AI Visual Insight: This image shows the result after the Streamlit service starts, indicating that the system already provides a browser-based human-computer interaction interface.
AI Visual Insight: This image further shows the actual QA effect of the customer support chat interface. You can inspect message bubbles, the input box, and generated output, which validates that end-to-end deployment is complete.
This project is well suited to fast implementation for small and medium-scale private customer support and knowledge QA scenarios
If your goal is to build an enterprise FAQ bot, after-sales assistant, product documentation QA system, or internal knowledge assistant, this solution has strong reuse value. It is not the academically optimal design, but from an engineering perspective it delivers a complete loop across training, retrieval, inference, evaluation, and frontend delivery.
One important caveat is that the original configuration contains issues such as Python version switching, dependency conflicts, and duplicated path settings. In real reproduction, it is best to split environments first and standardize configuration management.
FAQ
1. Why does this project use both LoRA and RAG?
LoRA addresses the model’s speaking style and domain-specific expression, while RAG addresses the model’s lack of up-to-date or private knowledge. You need both to balance professionalism, controllability, and knowledge freshness.
2. Why not rely only on a vector database for retrieval?
Customer support scenarios often include keywords, product models, error codes, and fixed terminology. Pure vector retrieval may miss exact-match content, so the project adds BM25, RRF, and Cross-Encoder reranking to improve recall and ranking quality.

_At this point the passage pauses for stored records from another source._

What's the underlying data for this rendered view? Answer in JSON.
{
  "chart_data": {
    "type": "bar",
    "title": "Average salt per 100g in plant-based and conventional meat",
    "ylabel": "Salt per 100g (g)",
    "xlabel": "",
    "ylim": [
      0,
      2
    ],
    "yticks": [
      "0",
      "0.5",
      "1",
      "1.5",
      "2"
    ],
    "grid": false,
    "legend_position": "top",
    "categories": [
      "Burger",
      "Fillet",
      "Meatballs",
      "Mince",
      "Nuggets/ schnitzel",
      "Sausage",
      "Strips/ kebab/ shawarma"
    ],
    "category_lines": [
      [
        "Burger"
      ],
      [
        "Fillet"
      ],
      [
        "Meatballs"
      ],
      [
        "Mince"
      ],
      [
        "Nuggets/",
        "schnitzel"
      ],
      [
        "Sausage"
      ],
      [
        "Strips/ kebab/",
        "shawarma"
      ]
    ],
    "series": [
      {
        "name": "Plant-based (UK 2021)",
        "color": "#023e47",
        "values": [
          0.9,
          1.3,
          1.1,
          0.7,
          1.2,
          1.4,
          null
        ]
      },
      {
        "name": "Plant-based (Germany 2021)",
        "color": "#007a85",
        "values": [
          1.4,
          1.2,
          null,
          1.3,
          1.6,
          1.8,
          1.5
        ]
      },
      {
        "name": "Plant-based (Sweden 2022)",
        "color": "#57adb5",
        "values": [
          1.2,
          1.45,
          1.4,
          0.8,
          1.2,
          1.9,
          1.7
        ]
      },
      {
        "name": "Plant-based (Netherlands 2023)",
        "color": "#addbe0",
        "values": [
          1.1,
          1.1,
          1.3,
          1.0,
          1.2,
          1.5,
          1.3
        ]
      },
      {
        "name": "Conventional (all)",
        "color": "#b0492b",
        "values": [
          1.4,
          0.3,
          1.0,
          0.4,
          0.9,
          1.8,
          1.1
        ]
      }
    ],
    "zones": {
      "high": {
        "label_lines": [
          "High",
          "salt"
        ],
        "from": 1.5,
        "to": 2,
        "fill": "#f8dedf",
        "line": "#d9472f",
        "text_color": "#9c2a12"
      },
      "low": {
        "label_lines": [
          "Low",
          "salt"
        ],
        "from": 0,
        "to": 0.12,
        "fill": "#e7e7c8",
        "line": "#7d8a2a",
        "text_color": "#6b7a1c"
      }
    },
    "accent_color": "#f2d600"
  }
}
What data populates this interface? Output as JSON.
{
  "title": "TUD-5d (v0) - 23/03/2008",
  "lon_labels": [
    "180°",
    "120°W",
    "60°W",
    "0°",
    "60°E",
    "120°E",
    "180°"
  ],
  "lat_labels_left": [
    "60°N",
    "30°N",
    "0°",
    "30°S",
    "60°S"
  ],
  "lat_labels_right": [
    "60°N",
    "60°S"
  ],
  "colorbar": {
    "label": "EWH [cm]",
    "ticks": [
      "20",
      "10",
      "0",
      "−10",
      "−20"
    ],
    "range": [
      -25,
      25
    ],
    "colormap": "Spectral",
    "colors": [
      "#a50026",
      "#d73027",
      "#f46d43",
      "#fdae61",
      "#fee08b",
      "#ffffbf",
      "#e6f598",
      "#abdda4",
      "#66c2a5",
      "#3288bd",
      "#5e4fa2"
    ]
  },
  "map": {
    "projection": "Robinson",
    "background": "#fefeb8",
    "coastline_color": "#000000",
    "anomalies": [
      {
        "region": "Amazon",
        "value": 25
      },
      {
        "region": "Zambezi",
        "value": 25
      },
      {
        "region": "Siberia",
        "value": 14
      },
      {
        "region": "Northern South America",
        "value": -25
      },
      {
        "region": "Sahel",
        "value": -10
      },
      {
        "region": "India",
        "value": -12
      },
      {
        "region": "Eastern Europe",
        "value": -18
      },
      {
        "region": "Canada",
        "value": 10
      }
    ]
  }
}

3. Is this project better suited to a PoC or a production environment?
It is an excellent fit for PoCs, internal testing, and small to medium production pilots. If you move into formal production, you should add access control, logging and tracing, a configuration center, fault recovery, caching, and multi-instance deployment.
AI Readability Summary
This article reconstructs a knowledge base QA customer support project built with LangChain, RAG, LoRA, and Streamlit. It covers data preparation, LoRA fine-tuning, vLLM deployment, Milvus-based hybrid retrieval, Agent orchestration, RAGAS evaluation, and frontend launch. The solution is a strong fit for enterprise private intelligent customer support deployments.